NATO ministers meeting for two days in Bucharest pledged both to help Ukrainians cope with what Stoltenberg said was Moscow using winter weather as “a weapon of war” and to help sustain Kyiv’s military campaign.

Russian foreign ministry spokeswoman Maria Zakharova said the outcome showed NATO was “absolutely not interested in a political and diplomatic solution in Ukraine”.

Washington pledged $US53 million ($A78 million) to buy power grid equipment, and US President Joe Biden said providing more military assistance was a priority. Republicans, who take control of Congress’ House of Representatives in January, have talked about pausing the funding, which has exceeded $US18 billion.

In Kyiv, snow fell and temperatures were expected to remain below freezing as millions in and around the capital struggled to heat their homes after attacks on infrastructure that Kyiv and its allies say are aimed at harming civilians, a war crime.

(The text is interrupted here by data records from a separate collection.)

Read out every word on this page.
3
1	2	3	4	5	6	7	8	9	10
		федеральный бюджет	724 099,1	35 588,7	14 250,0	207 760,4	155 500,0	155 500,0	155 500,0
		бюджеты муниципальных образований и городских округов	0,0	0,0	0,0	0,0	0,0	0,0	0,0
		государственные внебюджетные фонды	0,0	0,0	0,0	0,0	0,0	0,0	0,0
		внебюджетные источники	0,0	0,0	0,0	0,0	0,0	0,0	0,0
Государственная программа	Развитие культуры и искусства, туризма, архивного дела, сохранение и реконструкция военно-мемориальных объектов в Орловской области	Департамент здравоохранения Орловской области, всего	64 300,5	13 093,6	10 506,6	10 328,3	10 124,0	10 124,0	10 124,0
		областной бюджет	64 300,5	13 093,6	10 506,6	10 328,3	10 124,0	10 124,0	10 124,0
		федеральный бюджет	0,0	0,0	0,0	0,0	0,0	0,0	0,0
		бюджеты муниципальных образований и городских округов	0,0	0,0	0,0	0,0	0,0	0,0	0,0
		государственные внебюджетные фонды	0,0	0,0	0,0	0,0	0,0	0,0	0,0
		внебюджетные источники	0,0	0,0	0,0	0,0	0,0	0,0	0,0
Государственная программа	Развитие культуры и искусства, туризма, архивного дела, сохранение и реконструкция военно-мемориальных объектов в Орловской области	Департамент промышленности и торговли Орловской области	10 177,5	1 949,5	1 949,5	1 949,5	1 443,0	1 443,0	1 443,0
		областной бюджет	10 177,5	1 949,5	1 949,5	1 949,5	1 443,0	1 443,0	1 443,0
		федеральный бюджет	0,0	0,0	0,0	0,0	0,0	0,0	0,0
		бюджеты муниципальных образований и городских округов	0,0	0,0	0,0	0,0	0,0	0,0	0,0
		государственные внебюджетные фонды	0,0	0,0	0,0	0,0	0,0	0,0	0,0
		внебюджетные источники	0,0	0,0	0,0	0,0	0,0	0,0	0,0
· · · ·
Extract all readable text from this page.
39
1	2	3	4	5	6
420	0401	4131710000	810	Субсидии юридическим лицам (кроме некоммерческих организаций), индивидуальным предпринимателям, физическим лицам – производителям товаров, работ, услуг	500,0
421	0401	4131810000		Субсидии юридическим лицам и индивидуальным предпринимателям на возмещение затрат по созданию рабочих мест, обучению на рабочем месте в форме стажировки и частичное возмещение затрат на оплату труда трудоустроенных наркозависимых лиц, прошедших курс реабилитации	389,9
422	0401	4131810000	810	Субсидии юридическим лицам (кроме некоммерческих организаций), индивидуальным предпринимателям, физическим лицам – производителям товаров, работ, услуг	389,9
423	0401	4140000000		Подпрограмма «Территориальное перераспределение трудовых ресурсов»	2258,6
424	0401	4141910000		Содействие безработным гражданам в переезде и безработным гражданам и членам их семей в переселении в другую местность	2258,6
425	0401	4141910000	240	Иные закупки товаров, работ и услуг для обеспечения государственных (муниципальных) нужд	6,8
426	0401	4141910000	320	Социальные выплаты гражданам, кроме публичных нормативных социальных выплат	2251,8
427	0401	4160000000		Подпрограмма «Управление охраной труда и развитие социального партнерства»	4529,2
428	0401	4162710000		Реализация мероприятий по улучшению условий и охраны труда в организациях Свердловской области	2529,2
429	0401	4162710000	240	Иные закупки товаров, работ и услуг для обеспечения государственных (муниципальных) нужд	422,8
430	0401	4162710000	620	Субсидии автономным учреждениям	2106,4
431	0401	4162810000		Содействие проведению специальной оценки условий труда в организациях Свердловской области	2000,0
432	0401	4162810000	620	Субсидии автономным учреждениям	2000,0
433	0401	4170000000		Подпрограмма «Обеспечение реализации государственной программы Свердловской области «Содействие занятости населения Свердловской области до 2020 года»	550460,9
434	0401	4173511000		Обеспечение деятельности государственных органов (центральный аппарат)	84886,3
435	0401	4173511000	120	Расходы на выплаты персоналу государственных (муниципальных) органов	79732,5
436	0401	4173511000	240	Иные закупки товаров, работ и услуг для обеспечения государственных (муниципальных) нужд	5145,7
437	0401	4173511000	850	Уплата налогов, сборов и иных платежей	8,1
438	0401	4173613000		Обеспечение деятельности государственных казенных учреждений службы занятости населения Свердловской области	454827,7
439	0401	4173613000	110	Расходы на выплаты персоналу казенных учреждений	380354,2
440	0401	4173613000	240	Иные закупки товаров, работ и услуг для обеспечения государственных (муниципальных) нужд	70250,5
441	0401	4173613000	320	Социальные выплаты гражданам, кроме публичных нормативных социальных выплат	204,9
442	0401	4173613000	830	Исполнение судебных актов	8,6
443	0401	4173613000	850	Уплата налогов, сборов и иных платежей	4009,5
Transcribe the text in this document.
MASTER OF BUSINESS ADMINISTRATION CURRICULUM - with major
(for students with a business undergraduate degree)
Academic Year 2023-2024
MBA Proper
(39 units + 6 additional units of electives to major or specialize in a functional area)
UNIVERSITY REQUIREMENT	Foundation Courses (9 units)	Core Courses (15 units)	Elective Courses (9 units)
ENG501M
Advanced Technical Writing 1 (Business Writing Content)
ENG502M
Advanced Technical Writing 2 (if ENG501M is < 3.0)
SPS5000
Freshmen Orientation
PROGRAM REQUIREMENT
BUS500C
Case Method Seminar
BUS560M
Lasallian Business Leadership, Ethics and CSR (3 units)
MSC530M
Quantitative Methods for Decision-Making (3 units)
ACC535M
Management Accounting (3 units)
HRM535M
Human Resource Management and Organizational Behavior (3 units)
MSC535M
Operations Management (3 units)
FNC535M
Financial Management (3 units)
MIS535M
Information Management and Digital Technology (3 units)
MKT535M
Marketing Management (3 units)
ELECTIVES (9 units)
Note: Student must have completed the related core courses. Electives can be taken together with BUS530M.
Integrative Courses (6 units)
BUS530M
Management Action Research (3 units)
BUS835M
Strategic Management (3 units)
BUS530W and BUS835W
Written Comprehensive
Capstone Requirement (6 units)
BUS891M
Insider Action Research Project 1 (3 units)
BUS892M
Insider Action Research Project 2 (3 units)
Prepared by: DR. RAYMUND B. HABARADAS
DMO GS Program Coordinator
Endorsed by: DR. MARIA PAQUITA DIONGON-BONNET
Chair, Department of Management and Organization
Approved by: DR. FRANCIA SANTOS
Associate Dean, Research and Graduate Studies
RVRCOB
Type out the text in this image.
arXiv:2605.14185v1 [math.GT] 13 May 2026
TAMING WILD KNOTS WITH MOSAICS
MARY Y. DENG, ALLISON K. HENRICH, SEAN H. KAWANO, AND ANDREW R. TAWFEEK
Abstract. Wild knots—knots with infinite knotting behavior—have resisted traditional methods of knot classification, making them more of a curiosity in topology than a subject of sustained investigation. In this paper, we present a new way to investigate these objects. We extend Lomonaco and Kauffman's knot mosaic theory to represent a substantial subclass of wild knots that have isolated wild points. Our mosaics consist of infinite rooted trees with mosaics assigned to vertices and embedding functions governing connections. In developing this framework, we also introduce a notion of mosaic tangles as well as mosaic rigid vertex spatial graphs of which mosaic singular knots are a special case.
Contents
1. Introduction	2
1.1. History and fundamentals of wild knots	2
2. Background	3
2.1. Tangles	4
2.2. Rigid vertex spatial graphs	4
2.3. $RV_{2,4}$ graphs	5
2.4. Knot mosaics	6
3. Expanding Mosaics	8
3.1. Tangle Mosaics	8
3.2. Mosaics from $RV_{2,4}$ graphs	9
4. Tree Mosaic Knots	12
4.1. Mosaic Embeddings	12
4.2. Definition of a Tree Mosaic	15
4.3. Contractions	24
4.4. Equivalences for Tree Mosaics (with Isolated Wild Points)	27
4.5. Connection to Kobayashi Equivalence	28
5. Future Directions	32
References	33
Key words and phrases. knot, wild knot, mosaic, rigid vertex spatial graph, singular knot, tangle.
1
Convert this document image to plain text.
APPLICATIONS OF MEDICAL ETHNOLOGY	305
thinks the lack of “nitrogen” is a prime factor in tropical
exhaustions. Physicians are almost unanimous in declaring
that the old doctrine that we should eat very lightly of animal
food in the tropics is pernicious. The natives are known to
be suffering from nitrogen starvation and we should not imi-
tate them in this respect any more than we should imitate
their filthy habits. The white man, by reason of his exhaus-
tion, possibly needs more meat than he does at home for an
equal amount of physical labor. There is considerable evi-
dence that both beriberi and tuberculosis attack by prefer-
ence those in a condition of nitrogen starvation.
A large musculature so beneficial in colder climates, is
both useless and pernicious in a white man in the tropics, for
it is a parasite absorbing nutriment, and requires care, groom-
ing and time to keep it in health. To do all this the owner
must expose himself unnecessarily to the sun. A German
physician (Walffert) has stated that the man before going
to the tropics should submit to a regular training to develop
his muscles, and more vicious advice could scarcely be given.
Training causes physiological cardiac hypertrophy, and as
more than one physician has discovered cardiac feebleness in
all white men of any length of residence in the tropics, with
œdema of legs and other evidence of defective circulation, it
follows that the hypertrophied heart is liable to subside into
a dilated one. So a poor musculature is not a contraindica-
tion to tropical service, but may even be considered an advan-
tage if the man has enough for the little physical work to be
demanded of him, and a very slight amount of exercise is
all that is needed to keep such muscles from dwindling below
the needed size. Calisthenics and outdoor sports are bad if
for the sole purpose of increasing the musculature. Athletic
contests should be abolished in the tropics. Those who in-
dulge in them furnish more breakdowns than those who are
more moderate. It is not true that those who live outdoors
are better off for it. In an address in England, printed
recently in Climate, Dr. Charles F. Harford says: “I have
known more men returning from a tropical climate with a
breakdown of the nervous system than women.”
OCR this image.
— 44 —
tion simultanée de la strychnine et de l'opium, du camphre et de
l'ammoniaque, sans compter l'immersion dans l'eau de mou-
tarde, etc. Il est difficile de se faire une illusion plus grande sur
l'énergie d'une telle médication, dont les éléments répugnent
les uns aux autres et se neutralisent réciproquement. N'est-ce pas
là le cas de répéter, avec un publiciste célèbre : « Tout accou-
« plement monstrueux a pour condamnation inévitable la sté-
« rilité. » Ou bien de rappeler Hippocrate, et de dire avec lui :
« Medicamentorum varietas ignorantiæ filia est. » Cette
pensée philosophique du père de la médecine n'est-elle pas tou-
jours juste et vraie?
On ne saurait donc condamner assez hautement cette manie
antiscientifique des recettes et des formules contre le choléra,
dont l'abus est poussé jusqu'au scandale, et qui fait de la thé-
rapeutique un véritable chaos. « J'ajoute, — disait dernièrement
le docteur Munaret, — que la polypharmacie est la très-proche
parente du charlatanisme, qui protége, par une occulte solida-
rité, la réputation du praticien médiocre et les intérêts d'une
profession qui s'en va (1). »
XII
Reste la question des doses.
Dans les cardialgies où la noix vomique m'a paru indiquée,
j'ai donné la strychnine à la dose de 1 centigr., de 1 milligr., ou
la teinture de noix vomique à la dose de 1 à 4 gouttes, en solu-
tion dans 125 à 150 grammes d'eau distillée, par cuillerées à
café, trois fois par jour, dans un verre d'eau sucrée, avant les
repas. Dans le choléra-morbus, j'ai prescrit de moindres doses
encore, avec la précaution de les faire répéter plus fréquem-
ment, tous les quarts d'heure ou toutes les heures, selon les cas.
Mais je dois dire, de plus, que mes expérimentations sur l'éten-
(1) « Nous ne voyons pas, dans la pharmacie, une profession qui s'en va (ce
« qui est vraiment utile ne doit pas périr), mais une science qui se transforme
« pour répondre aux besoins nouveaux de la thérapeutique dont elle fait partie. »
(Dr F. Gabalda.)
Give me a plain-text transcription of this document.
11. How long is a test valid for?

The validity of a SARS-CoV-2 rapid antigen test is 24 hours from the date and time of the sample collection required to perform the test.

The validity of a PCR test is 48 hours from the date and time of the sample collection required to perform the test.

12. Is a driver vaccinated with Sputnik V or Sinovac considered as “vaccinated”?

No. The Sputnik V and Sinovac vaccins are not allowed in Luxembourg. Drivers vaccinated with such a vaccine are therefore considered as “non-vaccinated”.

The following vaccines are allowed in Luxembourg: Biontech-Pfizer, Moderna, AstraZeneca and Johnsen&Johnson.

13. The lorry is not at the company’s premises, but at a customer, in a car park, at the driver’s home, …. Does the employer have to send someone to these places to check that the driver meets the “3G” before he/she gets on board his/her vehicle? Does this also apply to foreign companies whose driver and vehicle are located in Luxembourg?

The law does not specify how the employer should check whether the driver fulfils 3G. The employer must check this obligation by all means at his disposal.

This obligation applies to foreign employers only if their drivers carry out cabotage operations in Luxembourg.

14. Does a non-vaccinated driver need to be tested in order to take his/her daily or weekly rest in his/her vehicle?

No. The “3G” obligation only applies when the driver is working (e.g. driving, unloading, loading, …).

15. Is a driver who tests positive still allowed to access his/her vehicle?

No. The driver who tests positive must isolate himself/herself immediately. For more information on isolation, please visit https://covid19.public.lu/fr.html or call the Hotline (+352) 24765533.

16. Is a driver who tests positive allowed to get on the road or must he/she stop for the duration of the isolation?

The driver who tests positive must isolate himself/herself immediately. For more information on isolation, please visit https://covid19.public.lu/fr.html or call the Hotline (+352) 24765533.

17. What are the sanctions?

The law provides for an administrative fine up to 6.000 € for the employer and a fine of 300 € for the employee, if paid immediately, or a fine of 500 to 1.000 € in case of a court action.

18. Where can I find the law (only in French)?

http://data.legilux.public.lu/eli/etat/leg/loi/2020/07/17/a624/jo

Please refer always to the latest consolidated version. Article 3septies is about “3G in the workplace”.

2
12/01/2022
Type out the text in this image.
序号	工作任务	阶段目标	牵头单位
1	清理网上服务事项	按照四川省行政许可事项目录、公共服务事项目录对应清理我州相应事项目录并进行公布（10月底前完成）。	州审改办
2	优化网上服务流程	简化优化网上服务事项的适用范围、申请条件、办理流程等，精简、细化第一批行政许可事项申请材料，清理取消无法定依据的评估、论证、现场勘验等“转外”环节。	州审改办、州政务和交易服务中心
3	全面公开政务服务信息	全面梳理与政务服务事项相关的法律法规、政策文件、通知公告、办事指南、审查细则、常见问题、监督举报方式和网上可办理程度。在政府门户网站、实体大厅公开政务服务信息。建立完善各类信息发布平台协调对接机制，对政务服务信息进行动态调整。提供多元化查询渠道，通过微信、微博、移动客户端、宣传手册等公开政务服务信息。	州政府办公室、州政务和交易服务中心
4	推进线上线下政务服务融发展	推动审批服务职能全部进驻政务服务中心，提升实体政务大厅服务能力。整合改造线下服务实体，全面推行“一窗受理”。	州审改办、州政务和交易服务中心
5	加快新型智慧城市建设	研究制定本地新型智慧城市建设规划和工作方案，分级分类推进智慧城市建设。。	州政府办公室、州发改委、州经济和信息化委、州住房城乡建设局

Workers have raced to repair the damage even as they anticipate more. Electricity supplies crept back up towards three-quarters of needs, national grid operator Ukrenergo said, a full week after the worst Russian barrage so far.

Russia, which has declared large parts of eastern and southern Ukraine annexed, says Ukrainians can end their suffering by accepting demands it has not spelled out. Ukraine says it will fight until Russia withdraws completely.

“The war will end when we win, or when Russia wants it,” Zelenskiy said in a video interview on Wednesday with the New York Times. “The Russian Federation may only want that when it feels that it is weak, isolated and has no partners.”